TEMPO
Poema de João de Almeida Santos. Ilustração: “La Peccatrice”, JAS 2023. Este poema integra um conjunto de sete que estão expostos, ao lado das pinturas que os ilustram, nas paredes das salas do Museu da Guarda que acolhem a minha Exposição individual “Luz no Vale”, de 51 pinturas, que está acessível ao público até 7 de Abril. Esta associação entre pinturas e poemas pretende ilustrar o processo sinestésico que adopto no meu trabalho criativo. Fevereiro de 2024.
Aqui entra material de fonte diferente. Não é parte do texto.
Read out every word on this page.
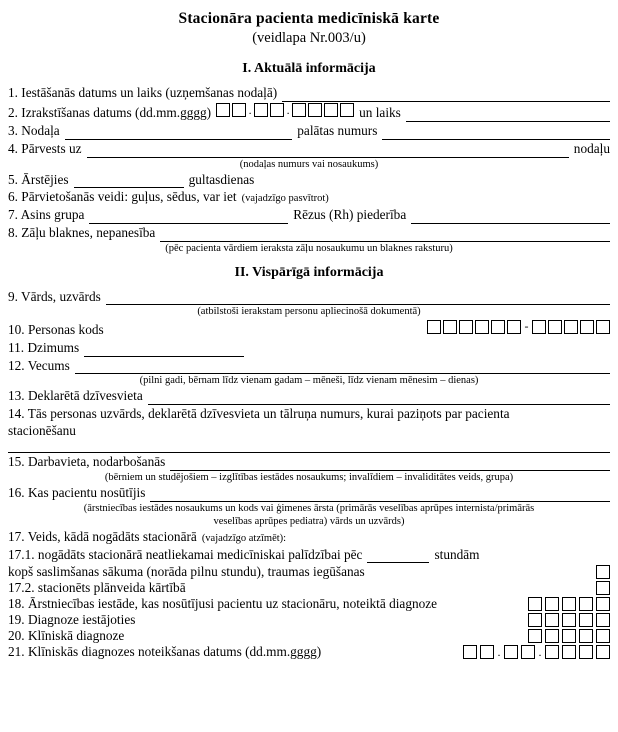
Stacionāra pacienta medicīniskā karte
(veidlapa Nr.003/u)
I. Aktuālā informācija
1. Iestāšanās datums un laiks (uzņemšanas nodaļā)
2. Izrakstīšanas datums (dd.mm.gggg)	.	.	un laiks
3. Nodaļa	palātas numurs
4. Pārvests uz	nodaļu
(nodaļas numurs vai nosaukums)
5. Ārstējies	gultasdienas
6. Pārvietošanās veidi: guļus, sēdus, var iet (vajadzīgo pasvītrot)
7. Asins grupa	Rēzus (Rh) piederība
8. Zāļu blaknes, nepanesība
(pēc pacienta vārdiem ieraksta zāļu nosaukumu un blaknes raksturu)
II. Vispārīgā informācija
9. Vārds, uzvārds
(atbilstoši ierakstam personu apliecinošā dokumentā)
10. Personas kods	-
11. Dzimums
12. Vecums
(pilni gadi, bērnam līdz vienam gadam – mēneši, līdz vienam mēnesim – dienas)
13. Deklarētā dzīvesvieta
14. Tās personas uzvārds, deklarētā dzīvesvieta un tālruņa numurs, kurai paziņots par pacienta
stacionēšanu
15. Darbavieta, nodarbošanās
(bērniem un studējošiem – izglītības iestādes nosaukums; invalīdiem – invaliditātes veids, grupa)
16. Kas pacientu nosūtījis
(ārstniecības iestādes nosaukums un kods vai ģimenes ārsta (primārās veselības aprūpes internista/primārās
veselības aprūpes pediatra) vārds un uzvārds)
17. Veids, kādā nogādāts stacionārā (vajadzīgo atzīmēt):
17.1. nogādāts stacionārā neatliekamai medicīniskai palīdzībai pēc	stundām
kopš saslimšanas sākuma (norāda pilnu stundu), traumas iegūšanas
17.2. stacionēts plānveida kārtībā
18. Ārstniecības iestāde, kas nosūtījusi pacientu uz stacionāru, noteiktā diagnoze
19. Diagnoze iestājoties
20. Klīniskā diagnoze
21. Klīniskās diagnozes noteikšanas datums (dd.mm.gggg)	.	.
“La Peccatrice”, 2023. JAS. 02-2024
POEMA – “TEMPO”
QUE FARIA Se te encontrasse, Olhos nos olhos, Numa margem Deserta Do nosso passado? QUE TE DIRIA Se te visse Caminhar, Airosa, Mas circunspecta, Ali mesmo A meu lado, Com esse rosto Tão belo, Tão brilhante, Acetinado? NÃO SEI, Porque não sei O que o tempo Fez de nós, Se petrificou Nas encostas Da memória A tua tão bela Imagem, Ficando Ainda mais sós Nesta já longa Viagem. TALVEZ ENCONTRO Impossível, Porque o tempo Transbordou E apagou As margens Do rio que Navegámos Entre escolhos Perigosos, Rápidos Sempre Imprevistos E como tu Revoltosos. MAS O RIO Já não tem água Nem murmúrios De corpos Por ela abaixo A vagar Até à foz Quente do mar, Melodia Do desejo A clamar Por um simples Lampejo Pra iluminar A viagem. E SE UMA FOZ Encontrasse Seria de um rio De palavras Em turbilhão A entrar Nesse teu mar Com a força Da paixão. MAS O NOSSO Já é um barco Fantasma Sem foz À vista E sem mar, Sem leito Pra navegar, Sem água Nem margens Para onde Transbordar. POR ISSO, Se te encontrasse Numa margem Deserta Desse tempo Já perdido Ou num porto De abrigo Do passado Que persigo Talvez eu Estremecesse, Mas seguiria Caminho, Com palavras E com contigo, Mesmo que fosse Sozinho.